Para começar, e isto na altura em que mais se sentia o intenso sol de julho, os Men I Trust juntaram um vasto aglomerado de curiosos pela sombra do Palco Heineken, acalmando os ânimos com o seu melodioso dream pop. Por sua vez, e num registo bem mais pesado, os Puscifer, recente projeto de Maynard James Keenan, voz dos Tool, subiram a parada com o seu pós-punk endiabrado, mas o lusco-fusco que já se ia registando em Algés, a par de um claro desinteresse por parte da grande moldura humana que já se registava em frente ao Palco NOS, levaram a que fosse um concerto (quase) para cumprir calendário.
Coube a Jacob Collier ser uma das grandes surpresas do NOS Alive. Passando das câmaras do YouTube para os grandes palcos, o prodigioso britânico conseguiu contagiar a vasta multidão que se juntava no Palco Heineken com a sua energia vibrante e o seu jazz contemporâneo, receita que se revelou um sucesso. Saltando de instrumento em instrumento, do baixo à guitarra, passando pela percussão e não esquecendo o piano, este one-man show que agora se se faz acompanhar em formato de banda, arrancou os primeiros coros da noite ao som da “Somebody to Love” dos Queen, mas o principal momento do concerto seria a participação da ‘nossa’ MARO, que emprestou a voz a “Lua”.
O historial dos Black Keys, em Portugal, sempre se fez com sucesso. A sua última passagem por Portugal aconteceu precisamente por Algés, em 2014, gozando do estatuto de cabeça de cartaz. Desta feita, coube-lhes a tarefa de anteceder a Red Hot Chilli Pepers, algo que, a julgar pela carreira com mais de duas décadas, a par de um repertório repleto de êxitos, seria a receita para o sucesso. Porém, a teoria não poderia ter estado mais distante da prática, com os Black Keys a terem assinado um concerto bem aquém das expetativas.
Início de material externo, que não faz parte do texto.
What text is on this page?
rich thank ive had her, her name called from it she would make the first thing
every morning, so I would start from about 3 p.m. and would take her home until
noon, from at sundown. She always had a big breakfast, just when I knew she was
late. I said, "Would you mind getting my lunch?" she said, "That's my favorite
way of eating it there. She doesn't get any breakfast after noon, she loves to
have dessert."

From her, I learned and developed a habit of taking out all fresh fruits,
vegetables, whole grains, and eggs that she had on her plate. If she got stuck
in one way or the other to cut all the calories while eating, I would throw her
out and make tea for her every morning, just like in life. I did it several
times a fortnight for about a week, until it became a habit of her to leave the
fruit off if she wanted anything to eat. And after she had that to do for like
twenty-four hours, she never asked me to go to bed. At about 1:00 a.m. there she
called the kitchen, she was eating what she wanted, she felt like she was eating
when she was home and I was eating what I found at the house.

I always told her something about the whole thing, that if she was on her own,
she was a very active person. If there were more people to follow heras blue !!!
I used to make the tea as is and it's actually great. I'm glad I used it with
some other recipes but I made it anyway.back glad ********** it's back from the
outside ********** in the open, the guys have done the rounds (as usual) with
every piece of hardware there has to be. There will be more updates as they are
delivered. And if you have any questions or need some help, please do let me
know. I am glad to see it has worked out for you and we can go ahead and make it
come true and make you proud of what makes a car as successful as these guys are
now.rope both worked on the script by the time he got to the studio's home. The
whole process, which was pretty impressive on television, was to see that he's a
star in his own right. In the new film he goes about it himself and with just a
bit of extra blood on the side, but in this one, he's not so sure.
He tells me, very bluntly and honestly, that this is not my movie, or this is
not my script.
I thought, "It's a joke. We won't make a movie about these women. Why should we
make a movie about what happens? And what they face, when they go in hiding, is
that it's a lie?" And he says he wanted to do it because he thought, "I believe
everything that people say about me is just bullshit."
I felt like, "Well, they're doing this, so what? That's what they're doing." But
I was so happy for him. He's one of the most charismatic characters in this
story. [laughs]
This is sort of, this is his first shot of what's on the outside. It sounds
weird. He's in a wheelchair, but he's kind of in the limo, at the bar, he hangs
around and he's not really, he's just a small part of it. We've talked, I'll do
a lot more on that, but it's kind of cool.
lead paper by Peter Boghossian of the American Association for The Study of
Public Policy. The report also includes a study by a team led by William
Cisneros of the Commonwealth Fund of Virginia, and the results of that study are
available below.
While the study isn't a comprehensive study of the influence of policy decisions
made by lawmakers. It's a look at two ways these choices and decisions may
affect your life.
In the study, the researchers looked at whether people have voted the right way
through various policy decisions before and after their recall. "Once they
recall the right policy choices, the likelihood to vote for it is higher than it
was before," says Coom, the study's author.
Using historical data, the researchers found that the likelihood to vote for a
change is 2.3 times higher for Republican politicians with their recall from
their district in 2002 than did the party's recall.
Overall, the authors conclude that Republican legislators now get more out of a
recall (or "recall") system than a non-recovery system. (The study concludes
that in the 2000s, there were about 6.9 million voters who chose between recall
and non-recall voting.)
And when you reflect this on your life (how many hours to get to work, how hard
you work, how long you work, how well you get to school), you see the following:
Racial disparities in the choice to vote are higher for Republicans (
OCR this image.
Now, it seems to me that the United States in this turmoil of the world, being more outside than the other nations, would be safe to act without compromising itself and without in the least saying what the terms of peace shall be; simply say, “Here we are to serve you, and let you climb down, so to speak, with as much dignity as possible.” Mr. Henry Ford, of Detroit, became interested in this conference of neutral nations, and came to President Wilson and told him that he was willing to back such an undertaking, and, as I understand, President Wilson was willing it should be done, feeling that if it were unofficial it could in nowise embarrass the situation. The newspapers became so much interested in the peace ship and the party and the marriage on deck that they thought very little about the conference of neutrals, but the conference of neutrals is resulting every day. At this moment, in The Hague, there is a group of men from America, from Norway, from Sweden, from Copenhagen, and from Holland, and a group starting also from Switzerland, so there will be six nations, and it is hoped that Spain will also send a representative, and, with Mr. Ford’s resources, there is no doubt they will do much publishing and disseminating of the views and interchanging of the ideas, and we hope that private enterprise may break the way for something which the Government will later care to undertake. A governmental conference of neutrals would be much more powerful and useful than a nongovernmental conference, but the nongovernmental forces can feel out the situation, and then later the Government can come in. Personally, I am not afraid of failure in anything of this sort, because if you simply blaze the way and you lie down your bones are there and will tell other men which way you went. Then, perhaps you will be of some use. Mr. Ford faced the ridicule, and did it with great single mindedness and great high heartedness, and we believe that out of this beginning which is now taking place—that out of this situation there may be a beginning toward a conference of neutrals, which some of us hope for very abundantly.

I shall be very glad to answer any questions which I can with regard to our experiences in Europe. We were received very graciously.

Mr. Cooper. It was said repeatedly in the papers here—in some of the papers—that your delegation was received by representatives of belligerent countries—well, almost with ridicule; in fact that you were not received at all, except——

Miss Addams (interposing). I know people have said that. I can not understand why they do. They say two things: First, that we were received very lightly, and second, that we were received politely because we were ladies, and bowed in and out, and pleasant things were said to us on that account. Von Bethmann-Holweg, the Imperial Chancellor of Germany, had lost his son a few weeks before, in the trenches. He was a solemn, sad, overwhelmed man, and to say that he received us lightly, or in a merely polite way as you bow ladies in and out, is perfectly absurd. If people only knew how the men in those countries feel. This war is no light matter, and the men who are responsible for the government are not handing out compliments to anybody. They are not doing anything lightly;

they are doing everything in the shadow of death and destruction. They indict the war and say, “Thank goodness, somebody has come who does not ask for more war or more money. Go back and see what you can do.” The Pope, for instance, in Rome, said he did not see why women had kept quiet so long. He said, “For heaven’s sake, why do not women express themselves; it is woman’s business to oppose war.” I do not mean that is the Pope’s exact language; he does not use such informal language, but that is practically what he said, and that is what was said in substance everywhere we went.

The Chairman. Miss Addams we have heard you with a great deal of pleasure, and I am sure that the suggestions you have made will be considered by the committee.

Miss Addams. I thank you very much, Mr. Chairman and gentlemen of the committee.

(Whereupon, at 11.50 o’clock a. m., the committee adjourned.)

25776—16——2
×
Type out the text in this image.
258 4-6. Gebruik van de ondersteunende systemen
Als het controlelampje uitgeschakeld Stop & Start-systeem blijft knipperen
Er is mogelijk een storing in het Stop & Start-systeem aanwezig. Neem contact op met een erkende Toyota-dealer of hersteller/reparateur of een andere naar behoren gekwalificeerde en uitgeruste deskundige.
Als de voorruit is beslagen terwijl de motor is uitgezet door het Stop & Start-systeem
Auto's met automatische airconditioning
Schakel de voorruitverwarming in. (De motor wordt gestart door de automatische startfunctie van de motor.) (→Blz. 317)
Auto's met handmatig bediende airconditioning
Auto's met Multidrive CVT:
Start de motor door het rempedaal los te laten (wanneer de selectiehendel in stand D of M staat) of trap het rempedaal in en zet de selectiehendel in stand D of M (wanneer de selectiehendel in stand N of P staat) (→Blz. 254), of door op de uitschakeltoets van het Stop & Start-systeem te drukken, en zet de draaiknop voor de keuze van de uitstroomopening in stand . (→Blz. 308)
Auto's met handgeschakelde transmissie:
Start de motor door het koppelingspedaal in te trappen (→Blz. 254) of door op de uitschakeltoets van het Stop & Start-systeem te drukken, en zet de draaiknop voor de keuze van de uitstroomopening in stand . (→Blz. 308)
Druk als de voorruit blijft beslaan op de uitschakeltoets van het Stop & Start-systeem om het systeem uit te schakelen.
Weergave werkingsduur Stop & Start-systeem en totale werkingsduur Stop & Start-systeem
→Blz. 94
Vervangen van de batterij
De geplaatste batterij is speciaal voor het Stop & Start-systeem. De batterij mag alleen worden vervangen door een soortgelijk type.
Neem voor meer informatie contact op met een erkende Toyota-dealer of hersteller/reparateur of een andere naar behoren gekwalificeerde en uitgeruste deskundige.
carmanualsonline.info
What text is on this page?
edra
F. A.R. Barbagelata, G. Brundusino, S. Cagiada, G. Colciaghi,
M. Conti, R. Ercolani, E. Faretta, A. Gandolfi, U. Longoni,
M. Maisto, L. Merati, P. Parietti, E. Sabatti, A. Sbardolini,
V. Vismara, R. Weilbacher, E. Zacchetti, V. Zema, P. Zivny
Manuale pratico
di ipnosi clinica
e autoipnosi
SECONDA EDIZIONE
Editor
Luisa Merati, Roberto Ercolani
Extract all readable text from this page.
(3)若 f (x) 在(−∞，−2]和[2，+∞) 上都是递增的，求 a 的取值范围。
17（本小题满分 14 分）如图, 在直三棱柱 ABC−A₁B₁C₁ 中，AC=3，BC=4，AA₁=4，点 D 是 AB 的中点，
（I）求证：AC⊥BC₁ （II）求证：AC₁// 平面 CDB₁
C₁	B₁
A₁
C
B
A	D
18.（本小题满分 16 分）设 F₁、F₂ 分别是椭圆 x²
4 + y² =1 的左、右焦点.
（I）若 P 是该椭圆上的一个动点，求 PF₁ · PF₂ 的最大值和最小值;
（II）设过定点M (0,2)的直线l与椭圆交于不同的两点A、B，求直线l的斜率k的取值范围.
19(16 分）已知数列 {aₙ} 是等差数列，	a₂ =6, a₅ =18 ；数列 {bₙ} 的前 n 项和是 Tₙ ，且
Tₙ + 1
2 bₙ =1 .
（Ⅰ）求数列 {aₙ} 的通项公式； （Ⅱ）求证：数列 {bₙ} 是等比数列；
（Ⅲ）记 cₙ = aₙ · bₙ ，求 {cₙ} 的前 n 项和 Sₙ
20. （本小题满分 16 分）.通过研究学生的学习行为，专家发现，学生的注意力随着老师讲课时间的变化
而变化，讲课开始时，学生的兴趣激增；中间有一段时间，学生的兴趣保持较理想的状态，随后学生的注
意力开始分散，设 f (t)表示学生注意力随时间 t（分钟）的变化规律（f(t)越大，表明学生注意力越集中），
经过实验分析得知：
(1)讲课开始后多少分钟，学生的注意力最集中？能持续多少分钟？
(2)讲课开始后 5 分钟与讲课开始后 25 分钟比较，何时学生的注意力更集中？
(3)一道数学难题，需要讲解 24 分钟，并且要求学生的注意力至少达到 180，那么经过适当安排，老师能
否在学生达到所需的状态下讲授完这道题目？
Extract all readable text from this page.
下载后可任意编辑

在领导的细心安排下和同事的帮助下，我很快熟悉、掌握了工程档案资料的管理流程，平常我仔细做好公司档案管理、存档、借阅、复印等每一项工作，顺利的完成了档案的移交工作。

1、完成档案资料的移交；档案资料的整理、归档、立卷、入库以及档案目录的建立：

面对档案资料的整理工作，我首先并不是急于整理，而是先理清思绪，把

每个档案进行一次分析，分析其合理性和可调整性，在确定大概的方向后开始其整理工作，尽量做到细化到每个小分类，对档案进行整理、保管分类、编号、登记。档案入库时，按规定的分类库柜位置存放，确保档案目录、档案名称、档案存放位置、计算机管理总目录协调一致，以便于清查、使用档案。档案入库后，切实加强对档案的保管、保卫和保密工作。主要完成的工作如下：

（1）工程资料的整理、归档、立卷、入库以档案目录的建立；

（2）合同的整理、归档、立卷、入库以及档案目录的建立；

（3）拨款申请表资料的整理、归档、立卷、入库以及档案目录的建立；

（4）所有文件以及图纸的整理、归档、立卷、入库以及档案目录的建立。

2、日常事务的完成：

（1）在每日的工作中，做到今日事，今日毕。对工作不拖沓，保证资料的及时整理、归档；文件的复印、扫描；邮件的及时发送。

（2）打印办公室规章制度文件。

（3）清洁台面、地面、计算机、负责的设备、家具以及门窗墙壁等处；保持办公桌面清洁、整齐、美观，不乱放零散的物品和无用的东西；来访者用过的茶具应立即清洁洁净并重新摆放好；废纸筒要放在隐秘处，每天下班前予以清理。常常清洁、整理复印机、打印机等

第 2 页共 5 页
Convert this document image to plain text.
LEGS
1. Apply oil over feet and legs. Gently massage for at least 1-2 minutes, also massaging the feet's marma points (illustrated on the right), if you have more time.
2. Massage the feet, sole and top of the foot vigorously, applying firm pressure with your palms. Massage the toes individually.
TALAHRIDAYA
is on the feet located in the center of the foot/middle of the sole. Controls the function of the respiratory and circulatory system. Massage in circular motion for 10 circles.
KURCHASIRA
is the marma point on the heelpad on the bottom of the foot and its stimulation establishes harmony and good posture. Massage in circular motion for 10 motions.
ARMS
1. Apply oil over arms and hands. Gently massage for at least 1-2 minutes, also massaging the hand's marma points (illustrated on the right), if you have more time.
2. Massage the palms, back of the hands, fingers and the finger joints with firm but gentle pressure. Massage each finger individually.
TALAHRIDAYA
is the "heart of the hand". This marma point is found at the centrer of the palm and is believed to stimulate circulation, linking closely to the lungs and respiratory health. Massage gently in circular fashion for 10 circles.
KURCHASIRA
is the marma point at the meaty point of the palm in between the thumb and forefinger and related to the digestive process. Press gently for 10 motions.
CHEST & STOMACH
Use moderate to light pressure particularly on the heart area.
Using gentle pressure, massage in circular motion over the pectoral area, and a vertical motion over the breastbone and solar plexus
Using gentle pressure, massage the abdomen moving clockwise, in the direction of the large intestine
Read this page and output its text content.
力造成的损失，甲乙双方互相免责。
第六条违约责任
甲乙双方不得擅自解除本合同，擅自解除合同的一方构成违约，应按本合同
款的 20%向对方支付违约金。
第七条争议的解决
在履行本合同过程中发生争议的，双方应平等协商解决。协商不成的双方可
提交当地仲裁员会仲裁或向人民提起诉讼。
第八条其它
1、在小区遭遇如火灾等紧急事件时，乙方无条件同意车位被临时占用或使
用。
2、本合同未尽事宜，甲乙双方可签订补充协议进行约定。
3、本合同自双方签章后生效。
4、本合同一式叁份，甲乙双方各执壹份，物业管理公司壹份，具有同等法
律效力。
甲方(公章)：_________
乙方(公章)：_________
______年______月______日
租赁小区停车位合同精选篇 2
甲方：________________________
O concerto arrancou com a pujança que tanto caracteriza os Black Keys, com “I Got Mine”, “Your Touch” ou “Tighten Up” a encabeçarem um trio de ataque que tudo tinha para fazer golo. Contudo, registavam-se graves problemas de som, tornando quase impercetível toda e qualquer uma nota que tentasse passar para lá da régie, dificultando a tarefa a quem quisesse ouvir os muito temas de Dan Auerbach e Patrick Carney – tarefa extra difícil se já se tiver em consideração o barulhinho de fundo tão característico do Alive. E como consequência das anomalias sonoras, rapidamente se propagou um contagiante desinteresse por parte de um público que já só pensava em “Californication”, com nem “Next Girl” ou “Fever” a causarem mossa. Foi pena.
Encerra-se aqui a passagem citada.